Objective: Breast arterial calcifications (BAC), regularly observed at mammography, are medial calcifications and as such an expression of arteriosclerosis. Our objective was to evaluate and summarize the available evidence on the associations of BAC with cardiovascular risk factors and cardiovascular risk.
Methods: A systematic literature review and meta-analysis were conducted. Embase and PubMed databases were searched. After critical appraisal, odds ratios were extracted from studies of moderate or good quality that examined risk factors for BAC or associations of BAC with cardiovascular disease. Random effects model meta-analyses were used to calculate pooled odds ratios and 95% confidence intervals (95%CIs).
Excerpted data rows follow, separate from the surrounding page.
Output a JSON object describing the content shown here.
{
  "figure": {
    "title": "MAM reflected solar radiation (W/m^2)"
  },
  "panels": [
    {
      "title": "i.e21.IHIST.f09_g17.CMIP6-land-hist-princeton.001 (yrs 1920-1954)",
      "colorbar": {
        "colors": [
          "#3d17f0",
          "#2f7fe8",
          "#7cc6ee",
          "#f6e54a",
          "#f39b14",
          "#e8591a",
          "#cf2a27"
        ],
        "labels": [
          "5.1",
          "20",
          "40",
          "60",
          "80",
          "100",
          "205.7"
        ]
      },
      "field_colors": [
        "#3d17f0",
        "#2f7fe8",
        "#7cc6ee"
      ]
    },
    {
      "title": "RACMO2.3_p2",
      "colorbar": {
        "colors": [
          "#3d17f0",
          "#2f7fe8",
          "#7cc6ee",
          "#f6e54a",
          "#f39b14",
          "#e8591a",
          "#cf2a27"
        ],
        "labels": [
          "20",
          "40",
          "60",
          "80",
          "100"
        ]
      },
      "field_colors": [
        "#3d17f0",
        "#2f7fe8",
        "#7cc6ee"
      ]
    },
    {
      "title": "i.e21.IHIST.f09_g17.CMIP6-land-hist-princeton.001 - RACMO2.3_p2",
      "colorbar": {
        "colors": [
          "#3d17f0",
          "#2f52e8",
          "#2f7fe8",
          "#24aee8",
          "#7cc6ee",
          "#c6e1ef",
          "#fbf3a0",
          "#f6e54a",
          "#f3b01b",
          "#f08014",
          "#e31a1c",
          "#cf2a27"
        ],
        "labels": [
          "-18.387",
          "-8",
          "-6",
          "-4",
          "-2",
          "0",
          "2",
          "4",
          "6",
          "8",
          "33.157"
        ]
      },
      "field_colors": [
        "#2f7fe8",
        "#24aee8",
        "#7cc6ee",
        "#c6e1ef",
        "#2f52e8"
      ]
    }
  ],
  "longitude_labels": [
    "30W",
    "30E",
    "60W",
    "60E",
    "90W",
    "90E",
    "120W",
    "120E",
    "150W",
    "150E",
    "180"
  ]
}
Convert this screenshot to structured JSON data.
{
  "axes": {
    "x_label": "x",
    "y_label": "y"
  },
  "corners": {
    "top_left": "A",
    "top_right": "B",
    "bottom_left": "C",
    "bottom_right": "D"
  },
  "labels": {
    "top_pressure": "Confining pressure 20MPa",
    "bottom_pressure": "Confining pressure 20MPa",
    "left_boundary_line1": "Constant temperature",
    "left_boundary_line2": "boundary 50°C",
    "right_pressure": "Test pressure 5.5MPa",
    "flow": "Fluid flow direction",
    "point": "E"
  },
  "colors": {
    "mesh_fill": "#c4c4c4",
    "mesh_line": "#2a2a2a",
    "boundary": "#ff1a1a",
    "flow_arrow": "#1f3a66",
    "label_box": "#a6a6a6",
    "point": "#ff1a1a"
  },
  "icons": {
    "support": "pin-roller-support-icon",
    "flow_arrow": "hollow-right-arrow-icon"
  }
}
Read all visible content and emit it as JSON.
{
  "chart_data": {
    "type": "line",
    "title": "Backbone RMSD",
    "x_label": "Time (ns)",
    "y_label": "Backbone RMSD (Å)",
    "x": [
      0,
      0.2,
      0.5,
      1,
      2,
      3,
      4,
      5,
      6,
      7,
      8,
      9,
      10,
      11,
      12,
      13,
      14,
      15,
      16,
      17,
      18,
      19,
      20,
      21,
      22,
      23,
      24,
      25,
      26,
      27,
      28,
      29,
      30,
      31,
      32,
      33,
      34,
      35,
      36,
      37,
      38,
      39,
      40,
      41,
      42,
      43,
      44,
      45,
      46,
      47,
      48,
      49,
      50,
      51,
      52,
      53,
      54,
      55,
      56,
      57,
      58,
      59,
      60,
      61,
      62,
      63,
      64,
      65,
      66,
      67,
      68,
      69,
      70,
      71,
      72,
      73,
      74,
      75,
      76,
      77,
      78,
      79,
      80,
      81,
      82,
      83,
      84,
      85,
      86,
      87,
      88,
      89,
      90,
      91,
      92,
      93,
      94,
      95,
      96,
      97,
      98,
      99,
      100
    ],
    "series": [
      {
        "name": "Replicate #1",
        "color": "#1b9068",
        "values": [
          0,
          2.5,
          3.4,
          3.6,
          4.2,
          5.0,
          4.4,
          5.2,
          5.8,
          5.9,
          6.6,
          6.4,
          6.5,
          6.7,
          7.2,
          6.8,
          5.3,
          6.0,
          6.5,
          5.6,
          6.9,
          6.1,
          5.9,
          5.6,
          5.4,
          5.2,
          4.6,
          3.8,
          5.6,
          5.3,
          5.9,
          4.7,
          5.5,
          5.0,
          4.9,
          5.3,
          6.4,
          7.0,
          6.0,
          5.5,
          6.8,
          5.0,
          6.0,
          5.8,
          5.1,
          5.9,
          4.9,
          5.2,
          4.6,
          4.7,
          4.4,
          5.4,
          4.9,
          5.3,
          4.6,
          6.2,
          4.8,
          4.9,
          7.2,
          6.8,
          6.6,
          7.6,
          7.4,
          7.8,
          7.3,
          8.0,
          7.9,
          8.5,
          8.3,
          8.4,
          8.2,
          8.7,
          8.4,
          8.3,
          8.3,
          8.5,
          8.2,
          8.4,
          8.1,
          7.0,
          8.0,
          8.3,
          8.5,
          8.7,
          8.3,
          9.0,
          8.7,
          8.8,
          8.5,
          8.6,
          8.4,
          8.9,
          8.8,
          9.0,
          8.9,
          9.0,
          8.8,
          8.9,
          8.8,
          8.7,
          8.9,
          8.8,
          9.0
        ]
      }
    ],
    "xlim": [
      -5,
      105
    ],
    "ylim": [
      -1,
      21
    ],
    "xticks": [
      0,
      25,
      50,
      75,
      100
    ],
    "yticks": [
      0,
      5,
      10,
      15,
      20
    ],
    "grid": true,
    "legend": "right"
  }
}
Results: BAC prevalence is around 12.7% among women in breast cancer screening programs. Increasing age (pooled OR 2.98 [95%CI 2.31-3.85] for every 10 years), diabetes (pooled OR: 1.88 [95%CI 1.36-2.59]) and parity as opposed to nulliparity (pooled OR 3.43 [95%CI 2.23-5.27]) are associated with higher BAC prevalence. Smoking is associated with lower BAC prevalence (pooled OR 0.48 [95%CI 0.39-0.60]). No associations were found with hypertension, obesity or dyslipidemia. Although longitudinal studies (n = 3) were scarce, BAC appear to be associated with an increased risk of cardiovascular disease events (adjusted hazard ratios for coronary heart disease ranging from 1.32 [95%CI 1.08-1.60] to 1.44 [95%CI1.02-2.05]).
Conclusion: BAC appear to be associated with an increased risk of cardiovascular disease events, while only being associated with some of the known cardiovascular risk factors, illustrating that medial arterial calcification might contribute to cardiovascular disease through a pathway distinct from the intimal atherosclerotic process.
Keywords: Arteriosclerosis; Cardiovascular events; Epidemiology; Medial arterial calcification; Risk factors; Vascular calcification.